Endpaper

Life as Book

When opening an old, well-read book, readers will inevitably find its first and last sheets have suffered more than those in between. It is the purpose of endpapers, or end sheets are they are also known, to protect the valuable text at the beginning and end of a book, essentially taking up any strain of opening the covers which would otherwise be on its first and last sections.
— The University of Adelaide, Rare Books & Manuscripts

A textbook co-written by the late Robert C. Solomon and his widow, philosopher Kathleen M. Higgins, titled The Big Questions: A Short History to Philosophy includes a chapter called “The Meaning of Life.”

Topics straight from the table of contents:

  • What Kind of Meaning?

    • Children as Meaning

    • God as Meaning

    • Afterlife as Meaning

    • No Meaning at All

  • The Meanings of Life

    • Life as a Game

    • Life as a Story

    • Life as Tragedy

    • Life as Comedy

    • Life as a Mission

    • Life as Art

    • Life as an Adventure

    • Life as Disease

    • Life as Desire

    • Life as Tranquility

    • Life as Altruism

    • Life as Honor

    • Life as Learning

    • Life as Suffering

    • Life as an Investment

    • Life as Relationships

The textbook was part of my graduate studies, an independently designed study at Antioch informally dubbed “History of Literacy” which never caught the heart of my intention. Had I redesigned midway, I might have called it “Life as Book.” Given the degree considered transition from codex to print, and more particularly the singling out of a unique book into its own binding, “Life as Book” as redesign may have captured some of the original plan, and also with capstone focused on memoir, a better fit.

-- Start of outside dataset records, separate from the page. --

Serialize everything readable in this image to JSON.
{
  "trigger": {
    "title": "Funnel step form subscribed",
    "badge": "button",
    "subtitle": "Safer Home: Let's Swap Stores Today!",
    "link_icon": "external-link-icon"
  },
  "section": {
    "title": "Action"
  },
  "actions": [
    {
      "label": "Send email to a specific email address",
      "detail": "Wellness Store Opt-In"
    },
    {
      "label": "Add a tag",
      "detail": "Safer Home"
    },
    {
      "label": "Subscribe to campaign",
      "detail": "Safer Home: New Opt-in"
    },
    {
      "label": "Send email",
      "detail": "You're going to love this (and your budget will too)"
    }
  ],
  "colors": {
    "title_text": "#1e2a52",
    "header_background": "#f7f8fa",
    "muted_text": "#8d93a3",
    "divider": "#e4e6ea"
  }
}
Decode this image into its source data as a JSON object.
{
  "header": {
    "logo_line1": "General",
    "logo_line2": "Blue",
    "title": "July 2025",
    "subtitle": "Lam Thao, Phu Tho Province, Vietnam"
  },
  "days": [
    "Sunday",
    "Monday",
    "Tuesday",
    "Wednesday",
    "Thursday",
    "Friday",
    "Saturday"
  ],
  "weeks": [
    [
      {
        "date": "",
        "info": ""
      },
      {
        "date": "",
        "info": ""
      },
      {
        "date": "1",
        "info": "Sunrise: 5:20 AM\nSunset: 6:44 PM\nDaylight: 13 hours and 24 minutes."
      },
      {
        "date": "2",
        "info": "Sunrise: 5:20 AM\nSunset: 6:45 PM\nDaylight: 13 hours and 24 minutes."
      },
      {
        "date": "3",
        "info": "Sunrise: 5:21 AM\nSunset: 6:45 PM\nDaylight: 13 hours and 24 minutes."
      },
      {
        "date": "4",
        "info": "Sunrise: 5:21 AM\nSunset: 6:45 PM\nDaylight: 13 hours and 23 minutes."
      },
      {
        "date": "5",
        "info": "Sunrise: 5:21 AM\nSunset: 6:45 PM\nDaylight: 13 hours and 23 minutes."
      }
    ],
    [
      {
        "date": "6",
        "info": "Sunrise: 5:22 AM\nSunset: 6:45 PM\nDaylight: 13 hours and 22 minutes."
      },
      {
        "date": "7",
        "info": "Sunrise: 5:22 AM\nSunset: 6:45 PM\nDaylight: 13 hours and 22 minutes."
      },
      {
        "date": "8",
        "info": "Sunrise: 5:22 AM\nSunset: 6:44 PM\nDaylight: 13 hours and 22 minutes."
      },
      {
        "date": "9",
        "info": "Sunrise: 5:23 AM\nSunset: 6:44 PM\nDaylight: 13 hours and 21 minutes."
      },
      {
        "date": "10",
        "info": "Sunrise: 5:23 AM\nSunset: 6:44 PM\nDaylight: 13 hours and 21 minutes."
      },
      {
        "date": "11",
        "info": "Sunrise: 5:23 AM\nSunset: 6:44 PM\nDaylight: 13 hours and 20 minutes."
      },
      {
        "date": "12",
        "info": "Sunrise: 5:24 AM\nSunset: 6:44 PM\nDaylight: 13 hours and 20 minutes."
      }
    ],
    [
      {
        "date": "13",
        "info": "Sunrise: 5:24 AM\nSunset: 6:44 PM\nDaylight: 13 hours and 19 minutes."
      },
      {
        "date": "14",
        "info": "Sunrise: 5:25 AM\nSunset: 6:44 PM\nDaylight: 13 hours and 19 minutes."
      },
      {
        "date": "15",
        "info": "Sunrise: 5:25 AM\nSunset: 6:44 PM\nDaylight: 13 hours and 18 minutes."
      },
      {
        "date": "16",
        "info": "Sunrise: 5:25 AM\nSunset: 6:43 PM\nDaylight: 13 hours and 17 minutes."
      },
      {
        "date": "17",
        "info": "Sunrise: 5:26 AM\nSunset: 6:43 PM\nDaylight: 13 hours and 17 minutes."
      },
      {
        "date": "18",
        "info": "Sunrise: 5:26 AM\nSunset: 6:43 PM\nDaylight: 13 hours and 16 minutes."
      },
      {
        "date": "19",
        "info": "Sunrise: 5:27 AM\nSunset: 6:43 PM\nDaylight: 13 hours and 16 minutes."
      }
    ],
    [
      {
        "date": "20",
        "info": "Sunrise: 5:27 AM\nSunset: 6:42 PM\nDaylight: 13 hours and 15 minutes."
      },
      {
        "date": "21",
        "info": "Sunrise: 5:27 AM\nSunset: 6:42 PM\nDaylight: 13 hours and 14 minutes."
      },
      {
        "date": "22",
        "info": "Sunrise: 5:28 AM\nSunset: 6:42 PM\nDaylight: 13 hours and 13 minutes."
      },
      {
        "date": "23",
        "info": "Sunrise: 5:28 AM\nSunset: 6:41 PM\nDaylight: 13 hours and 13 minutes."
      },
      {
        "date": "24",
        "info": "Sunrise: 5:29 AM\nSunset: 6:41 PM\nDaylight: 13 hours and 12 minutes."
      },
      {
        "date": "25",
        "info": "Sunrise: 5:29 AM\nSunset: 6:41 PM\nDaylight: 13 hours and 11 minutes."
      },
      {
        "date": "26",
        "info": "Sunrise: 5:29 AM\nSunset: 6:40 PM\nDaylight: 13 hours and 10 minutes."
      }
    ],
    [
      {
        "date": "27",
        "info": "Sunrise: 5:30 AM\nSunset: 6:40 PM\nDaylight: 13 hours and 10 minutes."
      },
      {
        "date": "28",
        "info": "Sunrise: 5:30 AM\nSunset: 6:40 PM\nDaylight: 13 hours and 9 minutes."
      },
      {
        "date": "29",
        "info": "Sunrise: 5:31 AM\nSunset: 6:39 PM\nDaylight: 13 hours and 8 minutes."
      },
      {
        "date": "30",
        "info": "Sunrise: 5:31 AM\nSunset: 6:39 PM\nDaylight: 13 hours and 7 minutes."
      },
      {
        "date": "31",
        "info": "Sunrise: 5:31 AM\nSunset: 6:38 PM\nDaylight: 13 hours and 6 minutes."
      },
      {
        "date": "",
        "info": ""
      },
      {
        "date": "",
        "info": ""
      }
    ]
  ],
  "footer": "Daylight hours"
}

More than twenty years later sandwiched between my 61st and 62nd birthdays, Life as Book takes on renewed meaning these 322 days before July 2, 2025 when I will be to-the-day the age when Ernest Hemingway took his life. This blog, then, is a timeline—aka deadline—as I reconsider printed book anatomy in the West—endpapers, along with case binding, front matter, back matter, etc.—as metaphors of life.

In doing so I also honor a mid-1970s tough-love sixth grade teacher from Urbana, Illinois who assigned a project called “My Life” which included illustration and binding of our own edited finished works. Daily walks to and from that school crossed through Blair Park, one of the locations where David Foster Wallace, a year and a half older, may have taught us tennis through the city park program. With that school teacher in Urbana I felt the first urge to identify as someone who “writes.” Also during that year at the corner of Pennsylvania and Vine at Blair I felt a first urge to end this life: “My Life.”

In searching for The Big Questions textbook for this post, I notice widowed philosopher Kathleen Marie Higgins recently published again. The new book released March of this year: Aesthetics in Grief and Mourning: Philosophical Reflections on Coping with Loss (University of Chicago Press).